1 Year Fonality Deployment for @100 endpoints-mixed bag
December 15, 2016
1 Year Fonality Deployment for @100 endpoints-mixed bag
Score 5 out of 10
Overall Satisfaction with Fonality
Fonality is being used by the whole company as an upgrade to a VoIP system replacing an old Panasonic PBX system from 1990s. All IT staff has had mixed experience with VoIP systems before coming to the company. Fonality was chosen based on being built on open source (specifically asterisk, to avoid closed systems with limited functionality and constantly pay to scale), what we felt were honest reviews on Reddit on performance and personal reference from someone using fonality at an smb.
- On-site product is truly built on Asterisk/CentOS, able to debug and manage detailed issues that go unsolved with other vendors.
- Voice uptime (along with Flowroute SIPs and FiOS) has been as good as telco.
- We specifically inquired to the sales rep about an on-site version of the product, which we thought we purchased. In our discussions part of this was the requirement that the system be up even if Fonality or our connection to Fonality was down and he answered it would be that way. What we have found is the mobile and web portions of the product are served from Fonality SaaS itself which has had carrier issues in our time with them. Worse, our on-site Fonality server requires integration with their SaaS system even to login (???), and they push configuration changes to our on-site system with no change control per client. This means bugs we have worked on with Fonality support where fixes were implemented directly in our system via config files, and which never make it back into the Fonality core system constantly overwrite our changes. Most of these bugs have come back and we are now just living with them, although they are categorized as annoyances. Upshot: Sales was misleading.
- We were given the choice on a few brands of phones Fonality offered. On a recommendation from a very large Yealink rollout from a family member (non-fonality), we went with T42g's and T46g's. We have since found Fonality offers no specific services or controls over this brand of phone, meaning that while basic functions like calls and number keys work, features like on-screen directories are TFTP hacks we must maintain, there is no way to propagate a configuration change across all phones from Fonality, and controls for things like constantly blinking voicemail indicators when we have Fonality set to email their voicemail are not available except through temporary hacks to to our server that get overwritten by Fonality.

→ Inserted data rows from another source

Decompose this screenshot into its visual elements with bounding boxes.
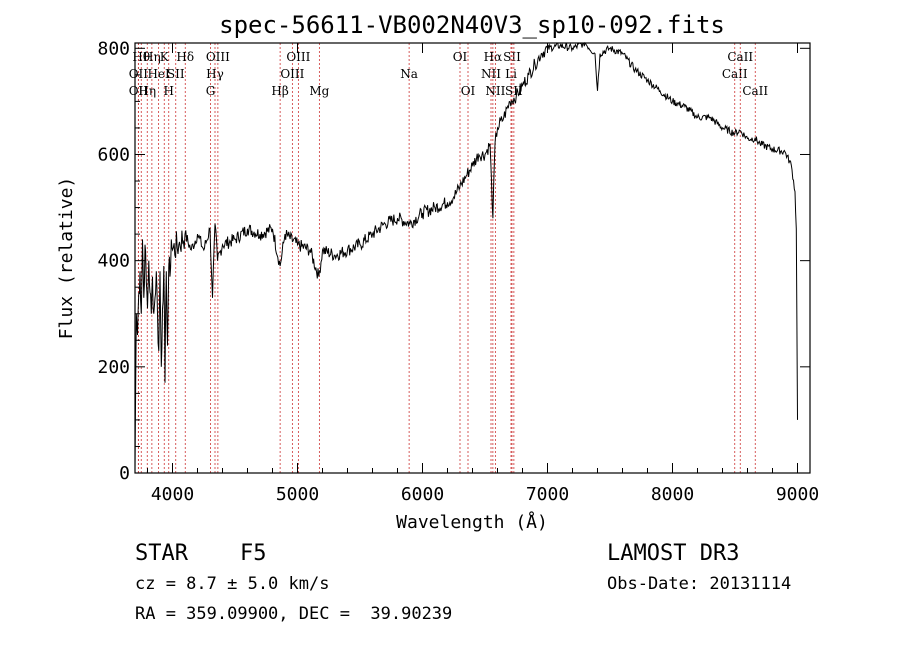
- line-label: SII: [503, 50, 521, 64]
- survey-name: LAMOST DR3: [607, 541, 739, 566]
- line-label: Hθ: [132, 50, 150, 64]
- subclass: F5: [240, 541, 267, 566]
- y-tick-label: 400: [97, 251, 130, 272]
- coordinates: RA = 359.09900, DEC = 39.90239: [135, 604, 452, 624]
- line-label: Na: [400, 67, 418, 81]
- line-label: OII: [129, 67, 149, 81]
- series-layer: [134, 41, 798, 468]
- x-axis-label: Wavelength (Å): [396, 511, 548, 533]
- y-tick-label: 600: [97, 144, 130, 165]
- line-label: OIII: [206, 50, 230, 64]
- obs-date: Obs-Date: 20131114: [607, 574, 791, 594]
- line-label: K: [160, 50, 170, 64]
- line-label: Li: [505, 67, 517, 81]
- axes: 4000 5000 6000 7000 8000 9000 0 200 400 600 800: [97, 38, 819, 505]
- y-tick-label: 0: [119, 463, 130, 484]
- line-label: Hη: [143, 50, 161, 64]
- line-label: OIII: [280, 67, 304, 81]
- line-label: H: [164, 84, 174, 98]
- plot-frame: [134, 42, 811, 474]
- x-tick-label: 4000: [151, 484, 194, 505]
- x-tick-label: 8000: [651, 484, 694, 505]
- y-axis-label: Flux (relative): [56, 177, 77, 340]
- line-markers: HθOIIOIIHηHηHeIKHSIIHδGHγOIIIHβOIIIOIIIM…: [129, 43, 768, 473]
- line-label: Hγ: [206, 67, 224, 81]
- line-label: Hα: [484, 50, 503, 64]
- line-label: Hη: [138, 84, 156, 98]
- line-label: OI: [453, 50, 468, 64]
- spectrum-line: [134, 41, 798, 468]
- line-label: OI: [461, 84, 476, 98]
- line-label: Mg: [309, 84, 329, 98]
- line-label: Hβ: [271, 84, 288, 98]
- line-label: OII: [129, 84, 149, 98]
- line-label: CaII: [727, 50, 753, 64]
- line-label: HeI: [147, 67, 170, 81]
- line-label: CaII: [722, 67, 748, 81]
- chart-title: spec-56611-VB002N40V3_sp10-092.fits: [219, 11, 725, 39]
- line-label: NII: [481, 67, 501, 81]
- line-label: SII: [167, 67, 185, 81]
- redshift-cz: cz = 8.7 ± 5.0 km/s: [135, 574, 329, 594]
- line-label: G: [206, 84, 216, 98]
- x-tick-label: 9000: [776, 484, 819, 505]
- line-label: OIII: [286, 50, 310, 64]
- line-label: NII: [485, 84, 505, 98]
- x-tick-label: 7000: [526, 484, 569, 505]
- line-label: CaII: [742, 84, 768, 98]
- y-tick-label: 200: [97, 357, 130, 378]
- x-tick-label: 6000: [401, 484, 444, 505]
- line-label: Hδ: [176, 50, 194, 64]
- object-class: STAR: [135, 541, 189, 566]
- y-tick-label: 800: [97, 38, 130, 59]
- x-tick-label: 5000: [276, 484, 319, 505]
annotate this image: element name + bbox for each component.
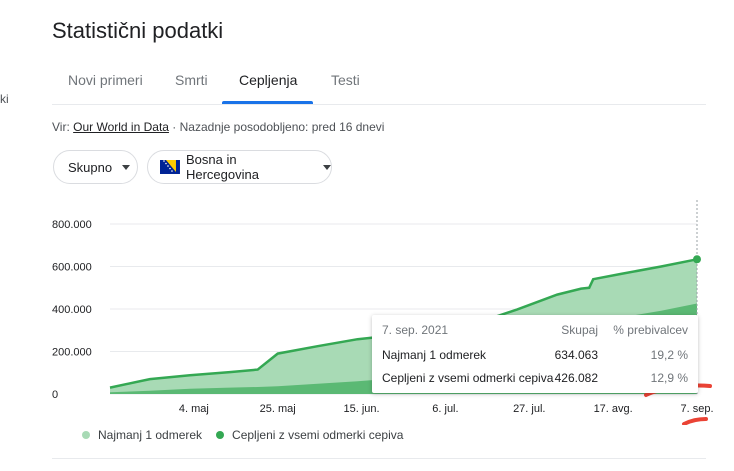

- When we started the implementation we were assigned a bright project manager who coordinated with us over google docs. It became clear this was a new process for them and the organization of data and specific requests became unmanageable as different engineers and PMs entered our project which lead to many mistakes in our build with constant re-dos which drug out implementation/testing time. Support has been a mixed bag; it's evident there are really good agents and engineers working at Fonality, however as time passes it gets harder to be assigned one or get access. Our recent interactions have been reduced to "restart your server", "no you can't do that", "Oh that didn't work for you. We have nothing else, we are closing the ticket". We run our own support division and also use ZenDesk - this would never fly with us.
- HUDweb audio no longer works for us, which means we cannot use the native web-based softphone. When we got the product (Q4 2015) we were told there was an issue with the audio plugin for Chrome on Mac they would eventually fix. The problem has now spread to all platforms and all browsers. It appears Fonality relies on NPAPI or custom proprietary (MS?) libraries that are no longer web-compliant or supported, even on Windows 10 with recent Firefox or Chrome. To our knowledge our users no longer use the web feature which is a complete failure considering the expectations you would have of a modern VoIP system. The HUDMobile product has had a 50/50 chance of working since we opened it up to our users. Neither product provides logging or support for our technicians to help diagnose issues. Regarding HUDMobile, problems arise largely when outside our network, which is understandable save for the requirement the software also talk to the Fonality SaaS system which is whitelisted for communication. We ended up using Wireshark to identify specific issues with the way each was attempting to communicate with our Fonality on-site server and Fonality SaaS (still in question why this is in play when we purchased the on-site product). We found Fonality engineers to have little understanding of how Cisco and Juniper identify and manage VoIP traffic across NAT, left alone to figure out a solution. We were successful for about a 6 month period until Fonality updates or configuration changes.
- The web-based administration tool is awkward, first calling Fonality's SaaS system to be "blessed" and allowed to continue. It appears to proxy data from our server through Fonality, which makes every click's request/response round trip painful, especially when working with our phone, user, or extensions lists. We were given specific instructions on how to manually work around interface bugs when adding/modifying phone devices in the Fonality system that have never been addressed in the software. This makes for difficult knowledge transfer to new staff.
- This most likely is flat.
- ShoreTel, Digium and Cisco
We only saw demos of these systems. It was apparent Fonality was behind ShoreTel and Cisco with user interface quality, however this was less important than being able to get under the hood which only Digium provided. Cisco was walled garden and very high cost. We heard many reports of issues with ShoreTel.
I would expect very small offices (<20) with a simple network, or perhaps Fonality SaaS users would be well served.